While still in the clinical trial phase in the United States, researchers are working to use stem cells to treat heart disease, Parkinson's disease and other disorders.
But Riordan has not followed the careful procedures more common in a clinical trial, which involve checking patients given the treatment against patients who have a sham therapy to rule out the placebo effect.
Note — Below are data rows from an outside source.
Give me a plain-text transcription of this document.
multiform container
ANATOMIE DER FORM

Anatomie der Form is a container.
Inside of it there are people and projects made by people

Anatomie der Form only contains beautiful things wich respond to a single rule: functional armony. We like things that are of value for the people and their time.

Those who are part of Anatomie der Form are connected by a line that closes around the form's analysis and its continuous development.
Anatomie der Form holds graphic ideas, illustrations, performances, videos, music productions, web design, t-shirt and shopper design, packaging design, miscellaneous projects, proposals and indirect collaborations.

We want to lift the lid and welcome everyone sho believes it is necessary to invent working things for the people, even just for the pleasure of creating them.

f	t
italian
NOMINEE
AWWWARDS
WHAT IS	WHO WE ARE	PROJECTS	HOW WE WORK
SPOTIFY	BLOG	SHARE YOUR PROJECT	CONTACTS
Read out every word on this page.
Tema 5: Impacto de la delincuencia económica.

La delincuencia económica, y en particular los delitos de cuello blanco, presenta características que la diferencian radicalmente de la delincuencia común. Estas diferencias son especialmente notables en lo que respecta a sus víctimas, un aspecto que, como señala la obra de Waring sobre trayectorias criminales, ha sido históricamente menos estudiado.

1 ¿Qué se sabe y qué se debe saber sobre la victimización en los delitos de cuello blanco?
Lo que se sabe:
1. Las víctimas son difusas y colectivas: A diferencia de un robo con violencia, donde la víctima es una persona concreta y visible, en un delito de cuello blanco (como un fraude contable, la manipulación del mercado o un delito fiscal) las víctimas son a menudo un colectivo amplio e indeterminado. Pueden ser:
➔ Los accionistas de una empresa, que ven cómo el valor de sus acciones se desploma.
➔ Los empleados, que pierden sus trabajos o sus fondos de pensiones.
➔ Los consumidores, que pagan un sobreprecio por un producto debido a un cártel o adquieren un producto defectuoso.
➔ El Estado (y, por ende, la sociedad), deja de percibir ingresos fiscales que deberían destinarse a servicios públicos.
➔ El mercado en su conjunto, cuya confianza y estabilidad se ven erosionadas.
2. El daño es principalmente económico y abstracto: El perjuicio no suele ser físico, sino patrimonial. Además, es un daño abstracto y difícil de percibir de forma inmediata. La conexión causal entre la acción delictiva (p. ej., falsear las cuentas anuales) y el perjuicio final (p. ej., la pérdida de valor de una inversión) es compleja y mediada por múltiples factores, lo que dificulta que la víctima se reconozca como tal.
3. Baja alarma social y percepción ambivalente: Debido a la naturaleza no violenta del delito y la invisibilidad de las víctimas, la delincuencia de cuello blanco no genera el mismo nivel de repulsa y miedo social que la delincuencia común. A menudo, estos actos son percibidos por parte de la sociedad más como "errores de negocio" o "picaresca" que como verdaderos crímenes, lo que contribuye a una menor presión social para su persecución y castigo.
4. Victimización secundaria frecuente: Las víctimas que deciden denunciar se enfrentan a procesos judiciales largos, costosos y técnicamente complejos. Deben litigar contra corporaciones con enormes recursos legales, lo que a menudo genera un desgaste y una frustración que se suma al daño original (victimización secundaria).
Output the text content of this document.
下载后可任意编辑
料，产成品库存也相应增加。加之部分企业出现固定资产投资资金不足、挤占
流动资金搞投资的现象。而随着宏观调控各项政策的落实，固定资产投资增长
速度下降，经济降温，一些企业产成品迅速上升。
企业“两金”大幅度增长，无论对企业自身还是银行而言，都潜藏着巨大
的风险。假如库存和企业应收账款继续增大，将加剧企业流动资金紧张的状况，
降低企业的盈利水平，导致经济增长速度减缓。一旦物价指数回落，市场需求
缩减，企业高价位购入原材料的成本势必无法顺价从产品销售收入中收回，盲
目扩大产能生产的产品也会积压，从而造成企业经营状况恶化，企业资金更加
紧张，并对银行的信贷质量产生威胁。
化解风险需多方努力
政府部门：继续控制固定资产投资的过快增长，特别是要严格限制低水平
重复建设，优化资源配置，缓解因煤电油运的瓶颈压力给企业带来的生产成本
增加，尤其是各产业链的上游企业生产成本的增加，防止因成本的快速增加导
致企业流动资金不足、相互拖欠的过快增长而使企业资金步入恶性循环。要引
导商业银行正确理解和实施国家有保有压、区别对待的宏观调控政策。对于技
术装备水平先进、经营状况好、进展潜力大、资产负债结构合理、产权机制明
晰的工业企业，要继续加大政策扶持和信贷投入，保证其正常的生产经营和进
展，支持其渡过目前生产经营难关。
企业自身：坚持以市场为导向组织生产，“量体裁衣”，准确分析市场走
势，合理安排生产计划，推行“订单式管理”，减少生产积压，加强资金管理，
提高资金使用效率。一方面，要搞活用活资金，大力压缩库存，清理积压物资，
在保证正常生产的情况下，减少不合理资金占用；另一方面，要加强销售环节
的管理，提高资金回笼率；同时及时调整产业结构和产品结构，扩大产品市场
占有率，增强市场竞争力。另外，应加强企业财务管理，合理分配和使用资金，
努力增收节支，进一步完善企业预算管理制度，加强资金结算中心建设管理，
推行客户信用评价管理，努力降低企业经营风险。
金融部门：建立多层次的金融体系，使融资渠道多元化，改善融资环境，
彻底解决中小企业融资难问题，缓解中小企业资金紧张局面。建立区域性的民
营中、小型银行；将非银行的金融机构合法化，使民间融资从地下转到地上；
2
Riordan, who spent years developing cancer vaccines in Arizona, but has never treated a patient with stem cells, calls the treatment groundbreaking.
"I've seen more medical firsts in the past four years than probably most people ever see in their lives," Riordan, who operates a larger clinic he plans to expand in neighboring Panama, said in an interview. "For me it's very exciting."
Riordan has a U.S. company called Aidan Products that sells, among other things, a nutritional supplement that his team says can stimulate the body's production of blood stem cells.
He is also chairman of Arizona-based Medistem Inc. a company that seeks to commercialize stem cell therapies, particularly with cells extracted from menstrual blood.
Even patients who have seen positive results refuse to classify Riordan's therapy as a miracle treatment.
Holly Huber, a 37-year-old business old business developer from San Diego, who was diagnosed with secondary progressive multiple sclerosis, said she began feeling her feet for the first time in a year three weeks after she was injected with stem cells harvested from abdominal fat.
"I'm not going to say it's 100 percent. That's not reasonable. But can I function? Yes," she said.
Huber said she had spent $300,000 on drug and holistic treatments in the United States with little result, and turned to the $30,000 stem cell treatment in Costa Rica.
"I didn't have anything to lose." she said.